L'eterna campagna elettorale nella quale si avvita giornalmente il dibattito politico italiano è inaccettabile, oltre ad essere un delitto verso le sofferenze e le speranze dei nostri concittadini. Si sta cercando faticosamente con la riforma dell'assetto istituzionale di snellire il processo di governo. Ma non è la quantità di dibattito che frena questo paese, ma la qualità del dibattito. Per non parlare dello spettacolo indecoroso, le pagliacciate e le trovate a favore di telecamera, a cui si è dato seguito troppo spesso da questi banchi, che offendono le Istituzioni e la storia italiana. Vi guardo e negli occhi e Vi chiedo: siamo tutti noi degni della storia che quel tricolore orgogliosamente rappresenta? Vale sempre la pena ricordare - e ricordarsi - che nessuno in quest'aula è stato eletto dai cittadini. La legge elettorale, che stiamo per cambiare, ha esautorato il popolo del diritto fondamentale che la Costituzione gli attribuisce: votare i propri rappresentanti in Parlamento. Invece Vi hanno nominati le segreterie di partito e ad esse Voi sentite di dover rispondere con le vostre azioni e votazioni. Ebbene questo vincolo va eliminato, questo scempio io lo ripudio! Auspico che nelle prossime settimane si ripristino le preferenze nella futura legge elettorale. Il politico se non è espressione di un territorio e della sua gente, ma dei capi partito, non è un uomo libero e non può esercitare la sua funzione secondo coscienza. Nella Costituzione è espressamente indicato che non vi è alcun vincolo di mandato.

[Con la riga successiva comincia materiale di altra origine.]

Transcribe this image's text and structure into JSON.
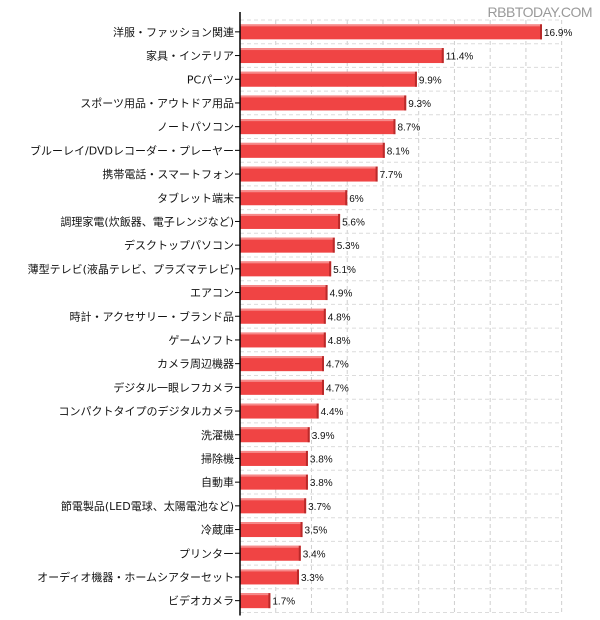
{
  "watermark": "RBBTODAY.COM",
  "chart_data": {
    "type": "bar",
    "orientation": "horizontal",
    "categories": [
      "洋服・ファッション関連",
      "家具・インテリア",
      "PCパーツ",
      "スポーツ用品・アウトドア用品",
      "ノートパソコン",
      "ブルーレイ/DVDレコーダー・プレーヤー",
      "携帯電話・スマートフォン",
      "タブレット端末",
      "調理家電(炊飯器、電子レンジなど)",
      "デスクトップパソコン",
      "薄型テレビ(液晶テレビ、プラズマテレビ)",
      "エアコン",
      "時計・アクセサリー・ブランド品",
      "ゲームソフト",
      "カメラ周辺機器",
      "デジタル一眼レフカメラ",
      "コンパクトタイプのデジタルカメラ",
      "洗濯機",
      "掃除機",
      "自動車",
      "節電製品(LED電球、太陽電池など)",
      "冷蔵庫",
      "プリンター",
      "オーディオ機器・ホームシアターセット",
      "ビデオカメラ"
    ],
    "values": [
      16.9,
      11.4,
      9.9,
      9.3,
      8.7,
      8.1,
      7.7,
      6,
      5.6,
      5.3,
      5.1,
      4.9,
      4.8,
      4.8,
      4.7,
      4.7,
      4.4,
      3.9,
      3.8,
      3.8,
      3.7,
      3.5,
      3.4,
      3.3,
      1.7
    ],
    "data_labels": [
      "16.9%",
      "11.4%",
      "9.9%",
      "9.3%",
      "8.7%",
      "8.1%",
      "7.7%",
      "6%",
      "5.6%",
      "5.3%",
      "5.1%",
      "4.9%",
      "4.8%",
      "4.8%",
      "4.7%",
      "4.7%",
      "4.4%",
      "3.9%",
      "3.8%",
      "3.8%",
      "3.7%",
      "3.5%",
      "3.4%",
      "3.3%",
      "1.7%"
    ],
    "xlim": [
      0,
      18
    ],
    "grid": true,
    "bar_color": "#f04444",
    "title": "",
    "xlabel": "",
    "ylabel": ""
  }
}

La banalità di tale riflessione stride con la sfacciata ipocrisia e arroganza del potere, che arroga a se stesso diritti che non ha. Alla lunga, la conseguenza di questa autoreferenzialità della politica, è che il paese si distacca pericolosamente dalla dinamica governativa che si autocelebra nei palazzi, non essendoci più l'albero di trasmissione tra questa e la vita reale. Chi, imprudentemente, minimizza, o addirittura ignora, l'astensionismo dilagante alle elezioni, guardando cinicamente solo al risultato della propria parte, ha perduto il senso dell'agire politico. L'astensionismo è il termometro della disaffezione dei cittadini nei confronti della politica, un campanello d'allarme, e il 50% di astensionismo è un grido che sale dal paese, e una classe dirigente che non si interroga e non prende seri provvedimenti in tal senso è una classe dirigente fallita e indegna.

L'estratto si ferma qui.